Pourtant, aujourd’hui plus que jamais, seul un espace uni, fort et solidaire serait à même de permettre aux pays de la région de relever leurs défis communs et de répondre aux aspirations légitimes de leur population respective et de leur jeunesse en particulier. Ce constat, tant de fois rappelé qu’il ne semble plus être entendu, n’en demeure pas moins une vérité intangible et immuable qu’il convient encore une fois de souligner avec la même insistance. Sans cet espace uni, fort et solidaire, l’écart entre les attentes des populations euro-méditerranéennes et leur réalité quotidienne ne fera que s’accroître en alimentant les incompréhensions, les frustrations et les populismes de toutes sortes.

L’exemple du Maghreb, qui faute de pragmatisme et de courage politique se retrouve aujourd’hui à contre-courant, est à ce titre édifiant. Malgré les nombreux appels à œuvrer pour la construction d’un espace de paix et de prospérité partagé, le non-Maghreb se distingue tristement aujourd’hui comme étant la région la moins intégrée au monde.

La fermeture des frontières demeure un frein au développement de la région, aux échanges, à l’investissement et à l’emploi. Ainsi, plutôt que d’accéder au cercle vertueux du développement, de la croissance et de la richesse partagée, le Maghreb est progressivement devenu, depuis les années 1990, un espace de tensions et de difficultés entravant l’émergence d’un véritable pôle de croissance dans cette partie Sud de la région euro-méditerranéenne.
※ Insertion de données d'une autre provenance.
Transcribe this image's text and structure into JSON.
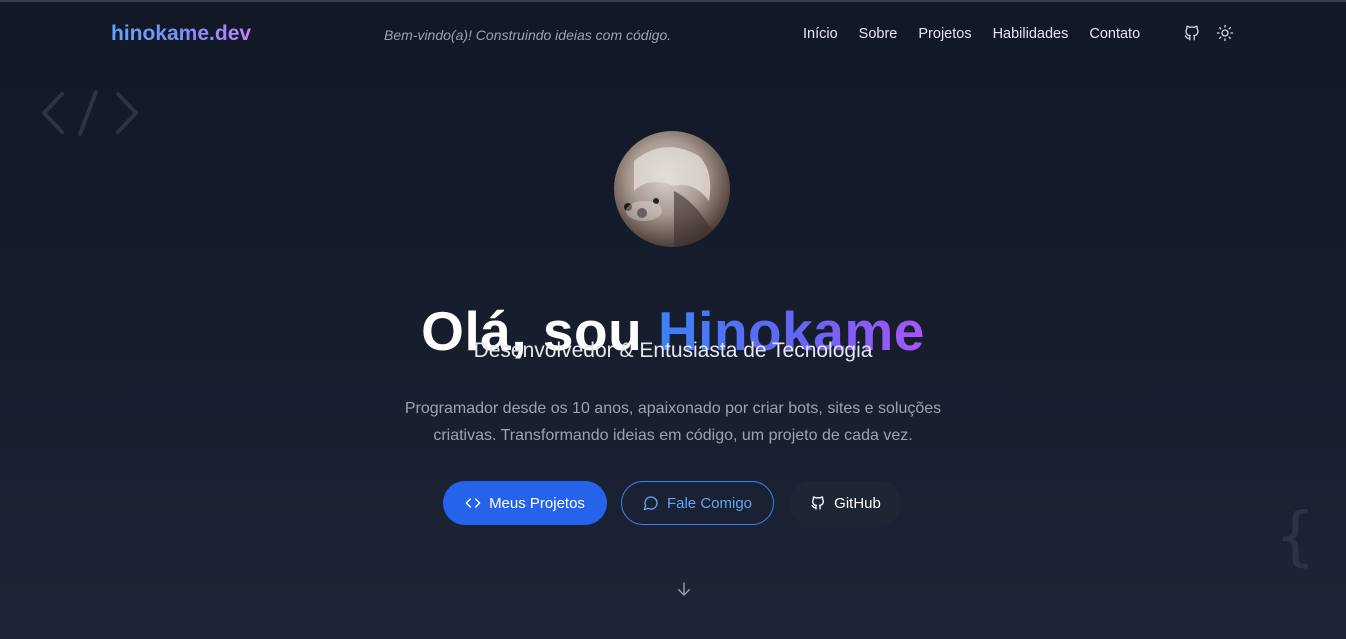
{
  "header": {
    "logo_main": "hinokame",
    "logo_suffix": ".dev",
    "tagline": "Bem-vindo(a)! Construindo ideias com código.",
    "nav": [
      "Início",
      "Sobre",
      "Projetos",
      "Habilidades",
      "Contato"
    ],
    "icons": [
      "github-icon",
      "sun-icon"
    ]
  },
  "hero": {
    "greeting": "Olá, sou",
    "name": "Hinokame",
    "subtitle": "Desenvolvedor & Entusiasta de Tecnologia",
    "description": "Programador desde os 10 anos, apaixonado por criar bots, sites e soluções criativas. Transformando ideias em código, um projeto de cada vez.",
    "buttons": {
      "projects": "Meus Projetos",
      "contact": "Fale Comigo",
      "github": "GitHub"
    }
  },
  "decorations": {
    "brace": "{"
  },
  "colors": {
    "primary": "#2563eb",
    "accent_blue": "#3b82f6",
    "accent_purple": "#a855f7",
    "background": "#151c2c"
  }
}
L’émergence d’une région euro-méditerranéenne est également contrainte par les divisions qui existent au sein de l’UE, en raison des sensibilités et des intérêts variables et fluctuants à l’égard de la Méditerranée ; les priorités de l’Europe étant davantage tournées vers l’Est. Aujourd’hui, c’est un fait, l’idée d’une Europe de projets perd du terrain. La crise migratoire a créé un nouveau fossé entre les États de l’Union, paralysant toute solution européenne face à la crise des réfugiés. Alors que les défis auxquels doivent faire face les pays membres de l’UE transcendent de plus en plus les frontières des États et nécessitent une approche régionale élargie, la portée des réponses proposées par l’UE semblent davantage refléter un compromis de basse altitude se heurtant aux murs des préoccupations nationales des uns et des autres.

Le repli sur soi, la fermeture des frontières ou la création des centres de rétention de migrants non seulement ne résoudront pas la problématique migratoire, mais risquent de fissurer le socle des valeurs qui sous-tendent l’existence même de cet espace euro-méditerranéen que nous voulons construire ensemble. Notre responsabilité morale à nous tous, États du Nord, comme du Sud, exige de nous que nous traitions la problématique migratoire de manière humaniste, inclusive et responsable, en s’attaquant aux causes profondes de ce phénomène tout en résistant aux sirènes du populisme sous toutes ses formes.

De leur côté, les pays du Sud doivent, selon les cas, enclencher ou poursuivre les réformes institutionnelles visant à renforcer la cohésion sociale, libérer le potentiel économique et parachever un modèle politique propre qui soit à la fois en phase avec leurs priorités respectives tout en consacrant la convergence des valeurs autour desquelles nous devons tous nous retrouver.

A l’opportunisme politique de courte vue il est temps aujourd’hui de prendre de la hauteur et d’opposer une vision solidaire claire et lucide basée sur le pragmatisme, l’audace et le courage. Il est temps d’engager une réflexion sereine et un dialogue sans complaisance, avec pour toile de fond l’impératif du vivre ensemble. Cet effort devrait commencer par un constat : l’UpM n’a pas réussi à fonctionner comme un espace de dialogue politique et de conciliation en raison de son mandat qui a été dès le départ revue à la baisse et cantonné aux aspects techniques. 

Aujourd’hui l’Europe a montré ses limites lorsqu’il s’agit de résoudre les conflits et les crises d’amplitude mondiales qui surgissent dans son environnement immédiat. C’est le cas notamment de la Libye, de la Syrie, ou encore du conflit israélo-palestinien. Il faut le reconnaître, nous n’avons pas été en mesure de trouver un consensus et une convergence de vues sur les grandes questions régionales et internationales.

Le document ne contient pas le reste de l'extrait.